New York City Council speaker Corey Johnson has joined in a campaign calling on the federal government to break the patent that Gilead Sciences has for the HIV-prevention drug Truvada (hereandnow)
“In other countries around the world, Truvada costs about $100 a year for a patient. In the United States, it's almost $20,000 a year for the same exact medicine,” Johnson says. “And so the case we're making is that given that American taxpayers and the [National Institutes of Health] have funded this research, the patent should be broken so that more people can get access to it, to prevent anyone from becoming HIV positive.
“I feel like I'm doing this and all the activists are doing this really on the shoulders of all of those that came before us,” Johnson says. “People who are part of ACT UP and Queer Nation, people that shut down the New York Stock Exchange in the 1980s and 1990s and marched and put their lives and bodies on the line at the height of the AIDS epidemic.
"The NIH has the ability to do this.
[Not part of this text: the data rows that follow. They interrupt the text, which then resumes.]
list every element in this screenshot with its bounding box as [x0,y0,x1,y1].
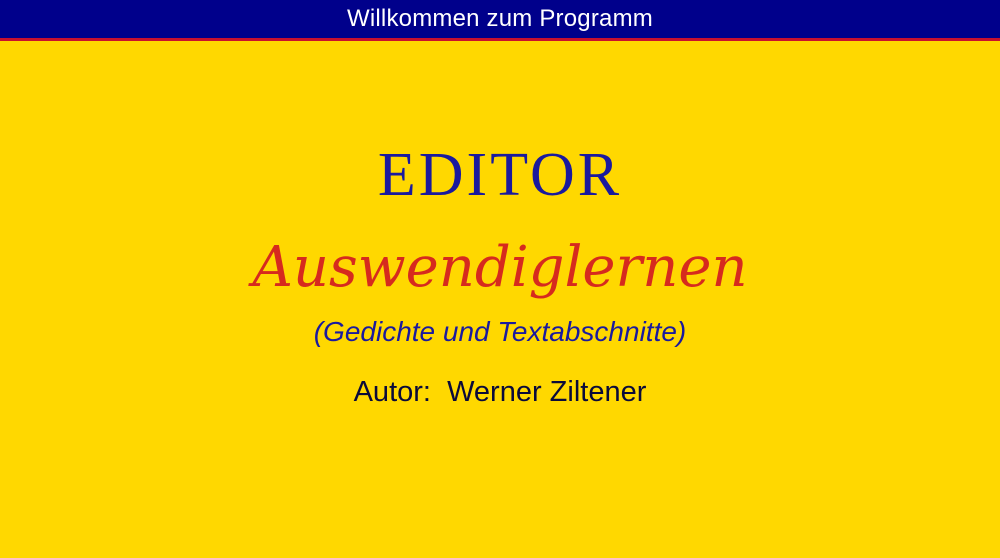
author-label: Autor: Werner Ziltener [353,376,647,408]
app-subheading: Auswendiglernen [252,235,748,300]
app-caption: (Gedichte und Textabschnitte) [313,316,687,347]
splash-screen: EDITOR Auswendiglernen (Gedichte und Tex… [0,44,1000,558]
title-bar: Willkommen zum Programm [0,0,1000,41]
window-title: Willkommen zum Programm [347,5,653,32]
app-heading: EDITOR [377,141,623,209]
They have never before used their march-in rights, and the march-in rights come from a law passed by Congress called the Bayh-Dole Act in 1980, which allows these patents to be broken in certain cases that involve research that resulted from federal funds. Given how broken, I believe, our health care system is nationally, I'm not entirely optimistic, but there is a first time for everything, and I think in this instance, it's important.
"I feel like so much of my ability to run for office and to be speaker of the city council and to do it as an openly gay, openly HIV-positive man is really because of all of the activists that came before me.""It's really kind of crazy because in 2004 as I said when I found out I was HIV positive, I was despondent. I was depressed. I was ashamed.